Em um período de quatro dias, o Senado Federal e a Câmara dos Deputados podem votar duas propostas que para muitos expressam o que têm sido as políticas oficiais para o período da pandemia no Brasil: numa delas, a autorização para o Banco Central injetar R$ 1 trilhão ou bem mais em recursos públicos no mercado financeiro, sem garantias de retorno; na outra, o congelamento por 18 meses de salários, progressões e promoções dos servidores públicos federais, estaduais e municipais – o que caracteriza na prática uma redução salarial pré-determinada, já que derrubará o valor real dos salários. Entidades sindicais promovem campanha, por meio do envio de mensagens, que tenta pressionar os parlamentares para que rejeitem o congelamento.
Está em pauta da Câmara dos Deputados a votação da PEC 10/2020, chamada de ‘Orçamento de Guerra’. A proposta de emenda constitucional cria um orçamento paralelo para o período emergencial da pandemia, no qual o governo terá muito mais liberdade para gastar. O problema maior é que há um item que autoriza o Banco Central a atuar no denominado mercado secundário, comprando títulos de bancos, em boa parte com poucas garantias de retorno – popularmente conhecidos como títulos podres. Hoje o BC é proibido de fazer tais operações, dado ao grau de insegurança e pouca transparência delas.
Estimativas do próprio Banco Central, segundo a organização Auditoria Cidadã da Dívida, apontam que existem cerca de R$ 1 trilhão em títulos podres nas mãos dos bancos. A PEC não fixa limites para a atuação do banco público. A matéria já havia sido aprovada na Câmara, mas recebeu alterações no Senado e retornou para nova apreciação dos deputados. Isso está pautado para ocorrer, em primeiro turno, nesta quarta-feira, 29 de abril.
Congelamento
Três dias depois, no sábado (2), o presidente do Senado, Davi Alcolumbre (DEM-AP), pretende colocar em votação proposta que congela por 18 meses salários, progressões, promoções e benefícios de todo o funcionalismo público. É o que disse no início da semana, quando anunciou um suposto acordo de lideranças com o governo de Jair Bolsonaro em torno do projeto de socorro financeiro aos estados durante a pandemia, já aprovado na Câmara e aguardando apreciação dos senadores.
A proposta, na Câmara, passou sem exigência de contrapartidas aos estados. Nem Bolsonaro nem Paulo Guedes, ministro da Economia, gostaram. Agora, o governo pressiona para que parte da fatura fique nas mãos dos servidores. Há uma preocupação a mais para o funcionalismo: a aprovação da medida pode dar força a outras apresentadas ao Congresso Nacional que preveem a redução nominal dos salários.

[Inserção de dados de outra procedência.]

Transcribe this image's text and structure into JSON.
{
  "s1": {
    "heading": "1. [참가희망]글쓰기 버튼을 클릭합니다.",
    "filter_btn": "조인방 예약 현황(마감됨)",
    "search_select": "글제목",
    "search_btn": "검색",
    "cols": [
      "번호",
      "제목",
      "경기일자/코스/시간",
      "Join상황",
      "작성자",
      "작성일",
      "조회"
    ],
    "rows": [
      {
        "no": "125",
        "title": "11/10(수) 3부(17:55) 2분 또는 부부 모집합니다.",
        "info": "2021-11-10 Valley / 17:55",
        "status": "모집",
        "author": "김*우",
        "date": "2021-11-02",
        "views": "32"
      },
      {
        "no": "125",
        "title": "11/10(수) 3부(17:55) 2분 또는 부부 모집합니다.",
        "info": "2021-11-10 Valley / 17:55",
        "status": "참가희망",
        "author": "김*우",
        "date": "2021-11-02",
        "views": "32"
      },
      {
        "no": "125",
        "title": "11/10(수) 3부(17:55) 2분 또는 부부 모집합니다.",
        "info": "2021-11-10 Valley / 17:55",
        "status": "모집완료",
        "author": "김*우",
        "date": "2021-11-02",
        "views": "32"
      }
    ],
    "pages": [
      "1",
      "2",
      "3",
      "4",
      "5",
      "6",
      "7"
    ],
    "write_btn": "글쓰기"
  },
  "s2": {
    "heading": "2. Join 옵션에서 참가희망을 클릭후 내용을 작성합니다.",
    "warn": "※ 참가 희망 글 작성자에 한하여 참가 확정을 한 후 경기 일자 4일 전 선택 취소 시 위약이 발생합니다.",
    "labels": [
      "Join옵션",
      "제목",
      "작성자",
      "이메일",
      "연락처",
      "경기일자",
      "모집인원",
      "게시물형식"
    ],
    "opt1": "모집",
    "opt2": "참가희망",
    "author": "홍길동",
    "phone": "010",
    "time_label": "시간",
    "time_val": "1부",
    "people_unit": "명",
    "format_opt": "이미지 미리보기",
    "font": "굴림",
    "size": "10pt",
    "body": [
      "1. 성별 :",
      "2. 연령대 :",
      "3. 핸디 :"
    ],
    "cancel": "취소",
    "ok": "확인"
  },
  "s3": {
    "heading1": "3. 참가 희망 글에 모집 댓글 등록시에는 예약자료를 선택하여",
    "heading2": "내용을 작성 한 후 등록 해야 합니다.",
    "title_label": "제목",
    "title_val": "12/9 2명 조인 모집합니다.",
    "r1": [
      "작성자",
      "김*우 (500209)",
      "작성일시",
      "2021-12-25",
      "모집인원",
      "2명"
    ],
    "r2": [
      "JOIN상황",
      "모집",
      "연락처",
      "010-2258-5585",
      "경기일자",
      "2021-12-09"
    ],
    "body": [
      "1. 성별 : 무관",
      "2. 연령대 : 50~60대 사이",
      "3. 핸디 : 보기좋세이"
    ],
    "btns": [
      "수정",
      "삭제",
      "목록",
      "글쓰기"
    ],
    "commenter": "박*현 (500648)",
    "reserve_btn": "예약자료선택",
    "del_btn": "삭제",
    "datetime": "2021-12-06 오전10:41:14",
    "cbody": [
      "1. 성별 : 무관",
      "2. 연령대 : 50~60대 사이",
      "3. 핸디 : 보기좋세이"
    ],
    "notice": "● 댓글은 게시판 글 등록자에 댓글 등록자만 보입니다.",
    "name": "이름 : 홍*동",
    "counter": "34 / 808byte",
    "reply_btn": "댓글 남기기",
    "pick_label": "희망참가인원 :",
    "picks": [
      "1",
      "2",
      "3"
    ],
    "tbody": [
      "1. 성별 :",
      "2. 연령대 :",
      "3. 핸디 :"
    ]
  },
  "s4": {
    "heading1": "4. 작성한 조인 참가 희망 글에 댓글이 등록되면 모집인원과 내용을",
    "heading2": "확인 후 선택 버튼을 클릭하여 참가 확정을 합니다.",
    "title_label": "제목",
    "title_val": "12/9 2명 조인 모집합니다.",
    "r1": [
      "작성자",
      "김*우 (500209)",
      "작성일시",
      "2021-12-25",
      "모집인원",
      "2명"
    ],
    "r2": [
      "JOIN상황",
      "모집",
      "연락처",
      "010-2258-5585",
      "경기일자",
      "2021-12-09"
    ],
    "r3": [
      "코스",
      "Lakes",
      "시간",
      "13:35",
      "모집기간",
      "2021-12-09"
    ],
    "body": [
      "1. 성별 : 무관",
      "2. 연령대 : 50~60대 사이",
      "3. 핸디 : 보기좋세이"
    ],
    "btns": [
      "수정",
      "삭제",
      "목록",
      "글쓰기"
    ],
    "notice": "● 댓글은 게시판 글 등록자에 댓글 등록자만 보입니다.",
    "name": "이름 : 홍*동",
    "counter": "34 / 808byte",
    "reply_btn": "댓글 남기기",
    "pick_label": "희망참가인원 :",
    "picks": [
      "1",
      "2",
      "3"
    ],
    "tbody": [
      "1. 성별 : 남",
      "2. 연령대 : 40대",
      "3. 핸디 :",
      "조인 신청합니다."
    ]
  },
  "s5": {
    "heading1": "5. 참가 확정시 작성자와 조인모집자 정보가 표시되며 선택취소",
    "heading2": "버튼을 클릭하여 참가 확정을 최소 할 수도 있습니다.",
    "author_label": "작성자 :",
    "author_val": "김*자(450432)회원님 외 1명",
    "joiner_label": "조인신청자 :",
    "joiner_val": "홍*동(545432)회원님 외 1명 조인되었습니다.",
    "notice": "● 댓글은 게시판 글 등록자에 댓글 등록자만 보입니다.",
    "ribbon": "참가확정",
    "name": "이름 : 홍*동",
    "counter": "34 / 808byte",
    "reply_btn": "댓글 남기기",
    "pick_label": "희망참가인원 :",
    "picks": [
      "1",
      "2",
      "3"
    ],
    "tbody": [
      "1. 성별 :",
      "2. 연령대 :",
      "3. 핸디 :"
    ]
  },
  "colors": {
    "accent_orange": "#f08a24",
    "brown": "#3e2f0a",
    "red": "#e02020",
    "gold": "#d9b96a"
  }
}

Guerra contra os servidores
Em meio a essas articulações, Paulo Guedes está em campanha aberta contra os servidores. Disse a jornalistas que eles não podem ficar em casa parados com a geladeira cheia, enquanto os trabalhadores da iniciativa privada são demitidos ou têm seus salários cortados. Nem uma palavra sobre os trabalhadores obrigados a ceder as estruturas de suas residências para o teletrabalho, como ocorre no Judiciário, cujos profissionais mantêm a Justiça funcionando apesar do isolamento social. Ou sobre os profissionais de saúde – que trabalham e morrem no combate ao coronavírus. Ou ainda em relação aos servidores das universidades públicas, protagonistas em pesquisas relacionadas à pandemia.
Seja como for, as declarações do principal ministro de Bolsonaro não deixam, ainda, de ser contrárias ao isolamento social – já que responsabilizam trabalhadores que se estão em casa é porque atendem às políticas adotadas mundialmente para enfrentar a maior pandemia em 100 anos.
Relatório divulgado pela ONU (Organização das Nações Unidas), respondendo a denúncias de entidades da sociedade civil, classifica as políticas adotadas no Brasil de “irresponsáveis” e que colocam em risco “milhões de vidas”. O documento defende que o país abandone imediatamente as medidas de austeridade. Para muita gente insatisfeita com essa política, o governo deveria se preocupar em assegurar a geladeira cheia de todos os trabalhadores e trabalhadoras, em vez de mover esforços para esvaziar a dos que enfrentam a pandemia com parte dos direitos ainda preservados.